|

MBZUAI Researchers Release K2 Think: A 32B Open-Source System for Advanced AI Reasoning and Outperforms 20x Larger Reasoning Models

A workforce of researchers from MBZUAI’s Institute of Foundation Models and G42 launched K2 Think, is a 32B-parameter open reasoning system for superior AI reasoning. It pairs lengthy chain-of-thought supervised fine-tuning with reinforcement studying from verifiable rewards, agentic planning, test-time scaling, and inference optimizations (speculative decoding + wafer-scale {hardware}). The result’s frontier-level math efficiency with markedly decrease parameter rely and aggressive outcomes on code and science—along with a clear, totally open launch spanning weights, knowledge, and code.

System overview

K2 Think is constructed by post-training an open-weight Qwen2.5-32B base mannequin and including a light-weight test-time compute scaffold. The design emphasizes parameter effectivity: a 32B spine is intentionally chosen to allow quick iteration and deployment whereas leaving headroom for post-training beneficial properties. The core recipe combines six “pillars”: (1) Long chain-of-thought (CoT) supervised fine-tuning; (2) Reinforcement Learning with Verifiable Rewards (RLVR); (3) agentic planning earlier than fixing; (4) test-time scaling through best-of-N choice with verifiers; (5) speculative decoding; and (6) inference on a wafer-scale engine.

The objectives are easy: elevate go@1 on competition-grade math benchmarks, keep robust code/science efficiency, and preserve response size and wall-clock latency below management by way of plan-before-you-think prompting and hardware-aware inference.

Pillar 1: Long CoT SFT

Phase-1 SFT makes use of curated, lengthy chain-of-thought traces and instruction/response pairs spanning math, code, science, instruction following, and normal chat (AM-Thinking-v1-Distilled). The impact is to show the bottom mannequin to externalize intermediate reasoning and undertake a structured output format. Rapid go@1 beneficial properties happen early (≈0.5 epoch), with AIME’24 stabilizing round ~79% and AIME’25 round ~72% on the SFT checkpoint earlier than RL, indicating convergence.

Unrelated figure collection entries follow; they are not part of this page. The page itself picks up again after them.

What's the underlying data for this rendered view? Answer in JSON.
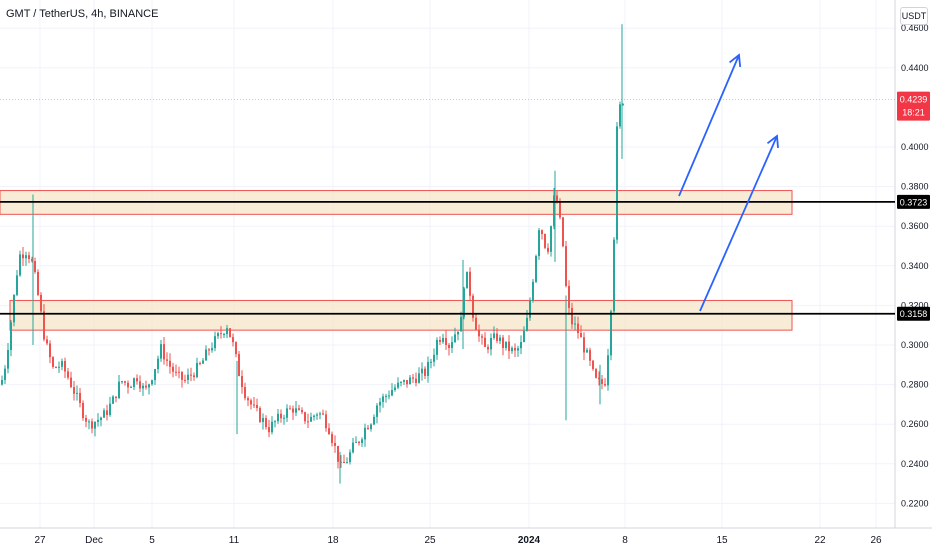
{
  "header": {
    "symbol_title": "GMT / TetherUS, 4h, BINANCE",
    "currency": "USDT"
  },
  "price_scale": {
    "ticks": [
      "0.4600",
      "0.4400",
      "0.4000",
      "0.3800",
      "0.3600",
      "0.3400",
      "0.3200",
      "0.3000",
      "0.2800",
      "0.2600",
      "0.2400",
      "0.2200"
    ]
  },
  "time_axis": {
    "ticks": [
      "27",
      "Dec",
      "5",
      "11",
      "18",
      "25",
      "2024",
      "8",
      "15",
      "22",
      "26"
    ]
  },
  "current_price": {
    "value": "0.4239",
    "countdown": "18:21",
    "color": "#f23645"
  },
  "levels": [
    {
      "value": "0.3723",
      "label": "0.3723"
    },
    {
      "value": "0.3158",
      "label": "0.3158"
    }
  ],
  "zones": [
    {
      "from": 0.366,
      "to": 0.378
    },
    {
      "from": 0.3075,
      "to": 0.3225
    }
  ],
  "colors": {
    "up": "#26a69a",
    "down": "#ef5350",
    "zone_fill": "#f5e6c8",
    "zone_border": "#ef5350",
    "arrow": "#2962ff",
    "level": "#000000"
  },
  "chart_data": {
    "type": "candlestick",
    "symbol": "GMT / TetherUS",
    "interval": "4h",
    "exchange": "BINANCE",
    "y_unit": "USDT",
    "ylim": [
      0.21,
      0.47
    ],
    "x_labels": [
      "27",
      "Dec",
      "5",
      "11",
      "18",
      "25",
      "2024",
      "8",
      "15",
      "22",
      "26"
    ],
    "close_path": [
      [
        0,
        0.28
      ],
      [
        5,
        0.292
      ],
      [
        10,
        0.312
      ],
      [
        18,
        0.345
      ],
      [
        26,
        0.348
      ],
      [
        32,
        0.34
      ],
      [
        38,
        0.322
      ],
      [
        44,
        0.302
      ],
      [
        52,
        0.288
      ],
      [
        60,
        0.29
      ],
      [
        66,
        0.285
      ],
      [
        72,
        0.278
      ],
      [
        80,
        0.268
      ],
      [
        88,
        0.26
      ],
      [
        96,
        0.262
      ],
      [
        104,
        0.265
      ],
      [
        112,
        0.272
      ],
      [
        120,
        0.282
      ],
      [
        128,
        0.28
      ],
      [
        136,
        0.284
      ],
      [
        144,
        0.276
      ],
      [
        152,
        0.286
      ],
      [
        160,
        0.298
      ],
      [
        168,
        0.29
      ],
      [
        176,
        0.284
      ],
      [
        184,
        0.282
      ],
      [
        192,
        0.286
      ],
      [
        200,
        0.29
      ],
      [
        208,
        0.298
      ],
      [
        214,
        0.302
      ],
      [
        220,
        0.306
      ],
      [
        226,
        0.31
      ],
      [
        232,
        0.3
      ],
      [
        238,
        0.286
      ],
      [
        244,
        0.276
      ],
      [
        252,
        0.268
      ],
      [
        260,
        0.263
      ],
      [
        268,
        0.258
      ],
      [
        276,
        0.262
      ],
      [
        284,
        0.266
      ],
      [
        292,
        0.268
      ],
      [
        300,
        0.264
      ],
      [
        308,
        0.262
      ],
      [
        316,
        0.266
      ],
      [
        322,
        0.264
      ],
      [
        328,
        0.258
      ],
      [
        334,
        0.248
      ],
      [
        340,
        0.238
      ],
      [
        346,
        0.242
      ],
      [
        352,
        0.248
      ],
      [
        358,
        0.252
      ],
      [
        364,
        0.258
      ],
      [
        370,
        0.262
      ],
      [
        376,
        0.27
      ],
      [
        384,
        0.274
      ],
      [
        392,
        0.278
      ],
      [
        400,
        0.28
      ],
      [
        408,
        0.282
      ],
      [
        416,
        0.284
      ],
      [
        424,
        0.286
      ],
      [
        430,
        0.292
      ],
      [
        436,
        0.302
      ],
      [
        442,
        0.306
      ],
      [
        448,
        0.3
      ],
      [
        454,
        0.306
      ],
      [
        460,
        0.312
      ],
      [
        464,
        0.338
      ],
      [
        468,
        0.33
      ],
      [
        472,
        0.316
      ],
      [
        478,
        0.304
      ],
      [
        484,
        0.298
      ],
      [
        490,
        0.302
      ],
      [
        496,
        0.304
      ],
      [
        502,
        0.3
      ],
      [
        508,
        0.298
      ],
      [
        514,
        0.296
      ],
      [
        520,
        0.3
      ],
      [
        526,
        0.312
      ],
      [
        530,
        0.326
      ],
      [
        534,
        0.342
      ],
      [
        538,
        0.36
      ],
      [
        542,
        0.356
      ],
      [
        546,
        0.346
      ],
      [
        550,
        0.36
      ],
      [
        554,
        0.378
      ],
      [
        558,
        0.366
      ],
      [
        562,
        0.35
      ],
      [
        566,
        0.322
      ],
      [
        570,
        0.312
      ],
      [
        576,
        0.308
      ],
      [
        582,
        0.3
      ],
      [
        588,
        0.292
      ],
      [
        594,
        0.282
      ],
      [
        600,
        0.28
      ],
      [
        604,
        0.282
      ],
      [
        608,
        0.302
      ],
      [
        612,
        0.338
      ],
      [
        616,
        0.408
      ],
      [
        620,
        0.424
      ],
      [
        622,
        0.4239
      ]
    ],
    "wicks": [
      [
        33,
        0.376,
        0.3
      ],
      [
        237,
        0.292,
        0.255
      ],
      [
        340,
        0.246,
        0.23
      ],
      [
        463,
        0.343,
        0.298
      ],
      [
        555,
        0.388,
        0.342
      ],
      [
        566,
        0.325,
        0.262
      ],
      [
        600,
        0.29,
        0.27
      ],
      [
        622,
        0.462,
        0.394
      ]
    ]
  }
}
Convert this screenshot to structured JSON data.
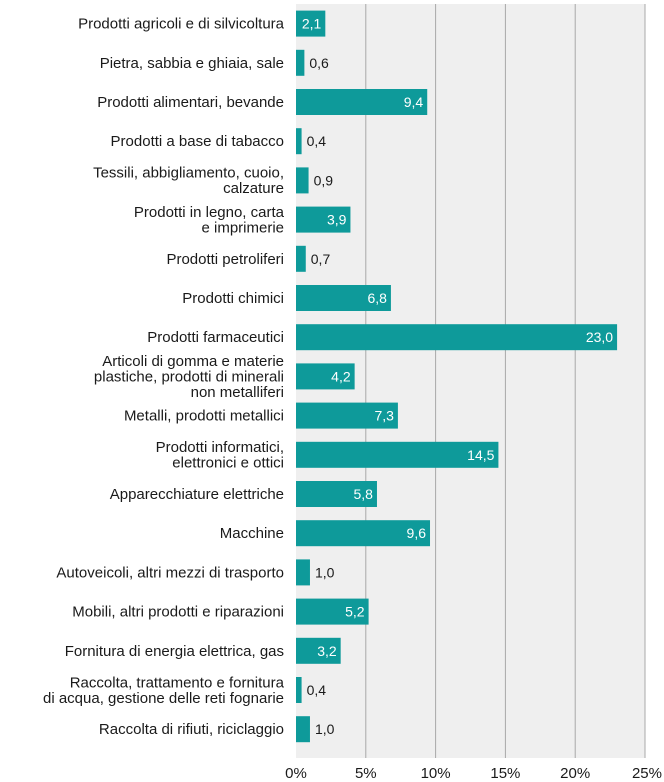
{
  "chart_data": {
    "type": "bar",
    "orientation": "horizontal",
    "title": "",
    "xlabel": "",
    "ylabel": "",
    "xlim": [
      0,
      25
    ],
    "x_ticks": [
      {
        "value": 0,
        "label": "0%"
      },
      {
        "value": 5,
        "label": "5%"
      },
      {
        "value": 10,
        "label": "10%"
      },
      {
        "value": 15,
        "label": "15%"
      },
      {
        "value": 20,
        "label": "20%"
      },
      {
        "value": 25,
        "label": "25%"
      }
    ],
    "grid": true,
    "colors": {
      "bar": "#0e9a9a",
      "plot_bg": "#efefef",
      "grid": "#a8a8a8"
    },
    "categories": [
      [
        "Prodotti agricoli e di silvicoltura"
      ],
      [
        "Pietra, sabbia e ghiaia, sale"
      ],
      [
        "Prodotti alimentari, bevande"
      ],
      [
        "Prodotti a base di tabacco"
      ],
      [
        "Tessili, abbigliamento, cuoio,",
        "calzature"
      ],
      [
        "Prodotti in legno, carta",
        "e imprimerie"
      ],
      [
        "Prodotti petroliferi"
      ],
      [
        "Prodotti chimici"
      ],
      [
        "Prodotti farmaceutici"
      ],
      [
        "Articoli di gomma e materie",
        "plastiche, prodotti di minerali",
        "non metalliferi"
      ],
      [
        "Metalli, prodotti metallici"
      ],
      [
        "Prodotti informatici,",
        "elettronici e ottici"
      ],
      [
        "Apparecchiature elettriche"
      ],
      [
        "Macchine"
      ],
      [
        "Autoveicoli, altri mezzi di trasporto"
      ],
      [
        "Mobili, altri prodotti e riparazioni"
      ],
      [
        "Fornitura di energia elettrica, gas"
      ],
      [
        "Raccolta, trattamento e fornitura",
        "di acqua, gestione delle reti fognarie"
      ],
      [
        "Raccolta di rifiuti, riciclaggio"
      ]
    ],
    "values": [
      2.1,
      0.6,
      9.4,
      0.4,
      0.9,
      3.9,
      0.7,
      6.8,
      23.0,
      4.2,
      7.3,
      14.5,
      5.8,
      9.6,
      1.0,
      5.2,
      3.2,
      0.4,
      1.0
    ],
    "value_labels": [
      "2,1",
      "0,6",
      "9,4",
      "0,4",
      "0,9",
      "3,9",
      "0,7",
      "6,8",
      "23,0",
      "4,2",
      "7,3",
      "14,5",
      "5,8",
      "9,6",
      "1,0",
      "5,2",
      "3,2",
      "0,4",
      "1,0"
    ]
  }
}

Pillar 2: RL with Verifiable Rewards

K2 Think then trains with RLVR on Guru, a ~92k-prompt, six-domain dataset (Math, Code, Science, Logic, Simulation, Tabular) designed for verifiable end-to-end correctness. The implementation makes use of the verl library with a GRPO-style policy-gradient algorithm. Notable statement: beginning RL from a robust SFT checkpoint yields modest absolute beneficial properties and can plateau/degenerate, whereas making use of the identical RL recipe straight on the bottom mannequin reveals massive relative enhancements (e.g., ~40% on AIME’24 over coaching), supporting a trade-off between SFT power and RL headroom.

A second ablation reveals multi-stage RL with a lowered preliminary context window (e.g., 16k → 32k) underperforms—failing to recuperate the SFT baseline—suggesting that decreasing max sequence size under the SFT regime can disrupt realized reasoning patterns.

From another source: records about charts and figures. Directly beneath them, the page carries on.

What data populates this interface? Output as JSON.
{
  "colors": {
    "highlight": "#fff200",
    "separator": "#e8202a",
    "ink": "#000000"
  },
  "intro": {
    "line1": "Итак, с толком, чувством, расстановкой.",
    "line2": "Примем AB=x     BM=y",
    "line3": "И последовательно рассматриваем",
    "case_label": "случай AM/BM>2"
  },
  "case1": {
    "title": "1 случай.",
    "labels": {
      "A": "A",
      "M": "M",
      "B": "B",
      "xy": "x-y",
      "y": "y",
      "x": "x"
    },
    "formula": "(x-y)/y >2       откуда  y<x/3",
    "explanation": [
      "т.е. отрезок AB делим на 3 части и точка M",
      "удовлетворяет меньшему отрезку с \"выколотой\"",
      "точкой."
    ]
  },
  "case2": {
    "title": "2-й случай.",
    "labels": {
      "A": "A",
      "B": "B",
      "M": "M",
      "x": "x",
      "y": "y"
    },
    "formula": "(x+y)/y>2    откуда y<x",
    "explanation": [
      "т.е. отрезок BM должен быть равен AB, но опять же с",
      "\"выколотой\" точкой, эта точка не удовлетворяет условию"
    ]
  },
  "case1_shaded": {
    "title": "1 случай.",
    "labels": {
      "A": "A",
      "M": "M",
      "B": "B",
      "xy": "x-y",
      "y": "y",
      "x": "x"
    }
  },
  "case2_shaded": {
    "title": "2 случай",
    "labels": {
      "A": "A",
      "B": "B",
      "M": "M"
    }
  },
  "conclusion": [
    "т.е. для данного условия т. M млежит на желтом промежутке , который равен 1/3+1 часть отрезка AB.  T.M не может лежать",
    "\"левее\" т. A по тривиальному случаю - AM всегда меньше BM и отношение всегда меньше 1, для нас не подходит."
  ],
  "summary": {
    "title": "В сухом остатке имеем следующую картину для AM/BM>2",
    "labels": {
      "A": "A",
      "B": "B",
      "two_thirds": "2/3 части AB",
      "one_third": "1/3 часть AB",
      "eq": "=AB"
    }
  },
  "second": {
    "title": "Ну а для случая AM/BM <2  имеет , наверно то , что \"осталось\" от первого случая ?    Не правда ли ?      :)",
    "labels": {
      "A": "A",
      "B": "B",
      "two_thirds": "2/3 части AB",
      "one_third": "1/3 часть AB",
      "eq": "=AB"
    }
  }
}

Pillars 3–4: Agentic “Plan-Before-You-Think” and Test-time Scaling

At inference, the system first elicits a compact plan earlier than producing a full resolution, then performs best-of-N (e.g., N=3) sampling with verifiers to pick probably the most likely-correct reply. Two results are reported: (i) constant high quality beneficial properties from the mixed scaffold; and (ii) shorter closing responses regardless of the added plan—common token counts drop throughout benchmarks, with reductions as much as ~11.7% (e.g., Omni-HARD), and general lengths corresponding to a lot bigger open fashions. This issues for each latency and value.

Table-level evaluation reveals K2 Think’s response lengths are shorter than Qwen3-235B-A22B and in the identical vary as GPT-OSS-120B on math; after including plan-before-you-think and verifiers, K2 Think’s common tokens fall versus its personal post-training checkpoint (e.g., AIME’24 −6.7%, AIME’25 −3.9%, HMMT25 −7.2%, Omni-HARD −11.7%, LCBv5 −10.5%, GPQA-D −2.1%).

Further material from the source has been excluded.